Finally, the driving factors and mechanisms of ULUE in Anhui Province were explored. The comprehensive influence of any two driving factors is greater than that of a single factor, and the urban built-up area (X1) and degree of openness (X7) are the main control factors at both levels. This also confirms that the development mode of cities in Anhui Province primarily depends on the input factors of urban built-up areas during the study period. However, if a city wants to achieve high-quality and sustainable development, it must change its original development mode. Therefore, the Anhui provincial government needs to further promote new ideas for urban land use efficiency development and realize a virtuous cycle of urban economic, social, and ecological development, and urban land use.
This study has some limitations. On the one hand, this study is limited to urban areas, with uncovered areas for the whole Anhui Province present; therefore, it is necessary to adopt a smaller scale in future research to improve the accuracy and scientific nature of these results. On the other hand, the selection of input-output and external environmental factors needs to be further explored and must be comprehensively considered from the natural environment, policy factors, and other aspects. Moreover, although this study evaluates ULUE, it is impossible to determine the quantitative impact of changes in input factors on output factors. Future studies should also focus on this aspect of evaluation.

6. Conclusions

By studying the spatial and temporal evolution and driving factors of urban land use efficiency in Anhui Province, optimizing urban land allocation in the Province takes on great significance, promoting the full transformation of urban land use efficiency, and realizing high-quality and connotative development of cities.

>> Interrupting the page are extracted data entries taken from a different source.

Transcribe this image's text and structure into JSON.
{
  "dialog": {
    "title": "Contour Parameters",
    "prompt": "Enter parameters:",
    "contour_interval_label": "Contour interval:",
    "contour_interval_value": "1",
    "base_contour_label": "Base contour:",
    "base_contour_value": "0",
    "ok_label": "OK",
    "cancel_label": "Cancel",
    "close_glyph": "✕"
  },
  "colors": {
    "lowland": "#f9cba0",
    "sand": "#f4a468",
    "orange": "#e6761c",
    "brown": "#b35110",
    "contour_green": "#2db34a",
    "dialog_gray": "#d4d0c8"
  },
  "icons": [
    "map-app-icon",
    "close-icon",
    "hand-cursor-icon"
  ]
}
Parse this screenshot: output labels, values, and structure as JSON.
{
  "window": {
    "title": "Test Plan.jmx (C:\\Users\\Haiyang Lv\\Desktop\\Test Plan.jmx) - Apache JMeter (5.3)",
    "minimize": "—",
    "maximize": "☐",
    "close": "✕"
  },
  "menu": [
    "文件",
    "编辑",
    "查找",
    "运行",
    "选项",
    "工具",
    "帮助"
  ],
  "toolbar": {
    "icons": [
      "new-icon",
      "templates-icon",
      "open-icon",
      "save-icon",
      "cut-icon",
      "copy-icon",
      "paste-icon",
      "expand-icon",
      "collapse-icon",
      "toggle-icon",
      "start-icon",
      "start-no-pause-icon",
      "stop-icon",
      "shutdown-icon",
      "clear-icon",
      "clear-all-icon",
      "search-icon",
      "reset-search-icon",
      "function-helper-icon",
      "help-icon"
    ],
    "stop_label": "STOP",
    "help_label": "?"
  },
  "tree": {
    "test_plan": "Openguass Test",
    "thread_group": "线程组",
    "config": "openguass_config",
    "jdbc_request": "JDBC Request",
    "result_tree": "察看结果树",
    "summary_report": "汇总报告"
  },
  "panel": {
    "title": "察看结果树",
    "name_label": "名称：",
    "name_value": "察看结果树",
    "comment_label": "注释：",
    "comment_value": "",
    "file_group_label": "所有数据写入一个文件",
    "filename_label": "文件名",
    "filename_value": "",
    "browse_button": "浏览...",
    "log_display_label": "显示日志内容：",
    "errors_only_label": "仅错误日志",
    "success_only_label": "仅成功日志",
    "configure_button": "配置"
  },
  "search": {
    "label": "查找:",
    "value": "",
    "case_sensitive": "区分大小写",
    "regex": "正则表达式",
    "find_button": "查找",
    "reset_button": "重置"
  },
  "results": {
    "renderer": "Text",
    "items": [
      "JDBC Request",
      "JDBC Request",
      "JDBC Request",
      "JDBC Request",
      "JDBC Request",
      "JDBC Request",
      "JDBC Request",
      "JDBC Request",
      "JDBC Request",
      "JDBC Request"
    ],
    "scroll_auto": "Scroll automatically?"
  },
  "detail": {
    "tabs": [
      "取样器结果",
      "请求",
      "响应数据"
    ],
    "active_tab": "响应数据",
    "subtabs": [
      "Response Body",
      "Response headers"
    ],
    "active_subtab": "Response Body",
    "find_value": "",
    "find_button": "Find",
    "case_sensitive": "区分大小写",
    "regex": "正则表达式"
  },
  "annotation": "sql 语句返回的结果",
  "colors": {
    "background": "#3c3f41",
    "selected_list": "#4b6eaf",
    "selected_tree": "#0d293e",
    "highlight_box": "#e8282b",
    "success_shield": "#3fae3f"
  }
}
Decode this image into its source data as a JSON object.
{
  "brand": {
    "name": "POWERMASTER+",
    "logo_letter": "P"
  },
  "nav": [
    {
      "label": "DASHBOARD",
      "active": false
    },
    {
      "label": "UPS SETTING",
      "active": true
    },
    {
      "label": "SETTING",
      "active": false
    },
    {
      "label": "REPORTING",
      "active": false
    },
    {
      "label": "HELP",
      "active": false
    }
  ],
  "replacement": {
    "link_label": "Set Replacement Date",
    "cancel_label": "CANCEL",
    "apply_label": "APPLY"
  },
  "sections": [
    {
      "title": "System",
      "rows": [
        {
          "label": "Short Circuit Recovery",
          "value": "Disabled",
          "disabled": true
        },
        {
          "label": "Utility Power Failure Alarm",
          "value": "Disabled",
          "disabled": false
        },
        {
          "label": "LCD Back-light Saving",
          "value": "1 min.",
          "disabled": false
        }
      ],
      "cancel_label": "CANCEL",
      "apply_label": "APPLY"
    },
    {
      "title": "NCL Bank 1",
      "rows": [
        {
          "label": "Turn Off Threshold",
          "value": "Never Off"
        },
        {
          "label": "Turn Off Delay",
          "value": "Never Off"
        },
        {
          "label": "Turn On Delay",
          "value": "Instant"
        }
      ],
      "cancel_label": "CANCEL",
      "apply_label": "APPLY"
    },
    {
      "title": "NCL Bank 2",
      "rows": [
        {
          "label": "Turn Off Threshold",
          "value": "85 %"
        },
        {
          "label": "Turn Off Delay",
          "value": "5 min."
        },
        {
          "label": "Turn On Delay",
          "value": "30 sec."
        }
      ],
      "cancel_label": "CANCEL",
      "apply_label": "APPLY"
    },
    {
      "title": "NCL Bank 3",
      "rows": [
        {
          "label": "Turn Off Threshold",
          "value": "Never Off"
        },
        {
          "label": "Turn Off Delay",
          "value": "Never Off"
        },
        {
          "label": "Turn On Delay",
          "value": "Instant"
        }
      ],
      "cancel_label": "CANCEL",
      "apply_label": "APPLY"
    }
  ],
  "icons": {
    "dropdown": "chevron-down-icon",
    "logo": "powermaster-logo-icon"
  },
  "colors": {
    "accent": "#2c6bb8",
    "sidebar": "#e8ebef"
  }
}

Therefore, this study selected 16 prefecture-level cities in Anhui Province as samples for studying ULUE in Anhui Province from 2001 to 2020. First, the urban land-use efficiency of 16 prefecture-level cities was calculated based on the T-DEA. On this basis, the kernel density estimation model and center of gravity model were used to quantitatively analyze the spatial and temporal evolution characteristics. Finally, combined with the calculation of urban land use efficiency in Anhui Province and the results of spatial and temporal evolution analyses, a geographical detector model was used to explore the driving factors and mechanisms of ULUE values.
The conclusions are as follows:
  • From the results of urban land use efficiency, the overall level of ULUE in Anhui Province is high, but the gap between the different cities remains large. Compared to the results of the third stage, the ULUE values of most cities in the first stage changed significantly. To ensure the accuracy of the results, it is necessary to ensure that each city has the same external environment and luck conditions.
  • From the perspective of a time-series evolution, ULUE generally shows a nonlinear growth trend over time, which is consistent with the economic and social development of Anhui Province. However, at the same time of growth, there is also a trend of a ‘ULUE gap’ and multilevel differentiation.
  • From the perspective of spatial and temporal evolution, the center of gravity of the ULUE space moves slowly, and the moving distance remains small. The migration rate and distance of the efficiency center of gravity in the north–south direction are far greater than those in the east–west direction, which is related to the current situation and economic development of Anhui Province.
  • From the perspective of the driving factors, the combined influence of any two driving factors is greater than that of a single factor. However, from the analysis of single and double factors, the urban built-up area and the degree of opening to the outside world are the key controlling factors affecting the ULUE value; however, these two main controlling factors have obvious duality and complexity.
In general, this study enriches research on urban land use efficiency by comprehensively analyzing the prevailing situation, spatial and temporal evolution laws, and driving mechanisms of urban land use efficiency in Anhui Province. The research results have the following policy implications: First, the government needs to recognize the trend of hierarchical differentiation of ULUE in Anhui Province and formulate corresponding land use policies for each city to ensure the coordinated use of urban land systems throughout the province. Second, the government should strengthen its comprehensive consideration of the complexity of different driving factors, appropriately increase urban built-up areas, and adopt a more active urban opening-up policy. Third, the government needs to actively integrate and optimize science and technology education resources, improve the technical level and quality of the labor force, and enhance cities’ ability to innovate and compete. Moreover, we emphasize the importance of further research and the need to conduct targeted research on the land-use efficiency of different types of cities and different functional areas. Finally, the study postulates that, due to the new urban development model brought about by high-quality urban development and social change, research on urban land use efficiency will also show trends of multidisciplinary, multi-source data, and multi-research perspectives.

Author Contributions

Conceptualization, methodology, and writing—original draft, Y.L.; funding acquisition, M.M. and B.W.; project administration and supervision, M.M. and B.W.; data curation, resources, software, and visualization, Y.L., X.Y. and H.L.; writing—review and editing, Y.L., M.M. and B.W. All authors have read and agreed to the published version of the manuscript.

Funding

This research was funded by “Anhui Natural Resources Science and Technology Foundation” (grant number: 2022-2); “Research topic on innovative development of social sciences in Anhui Province” (grant number: 2023CXZ017); “Key projects of the peak discipline research special project of Anhui Jianzhu University” (grant number: 2021-107).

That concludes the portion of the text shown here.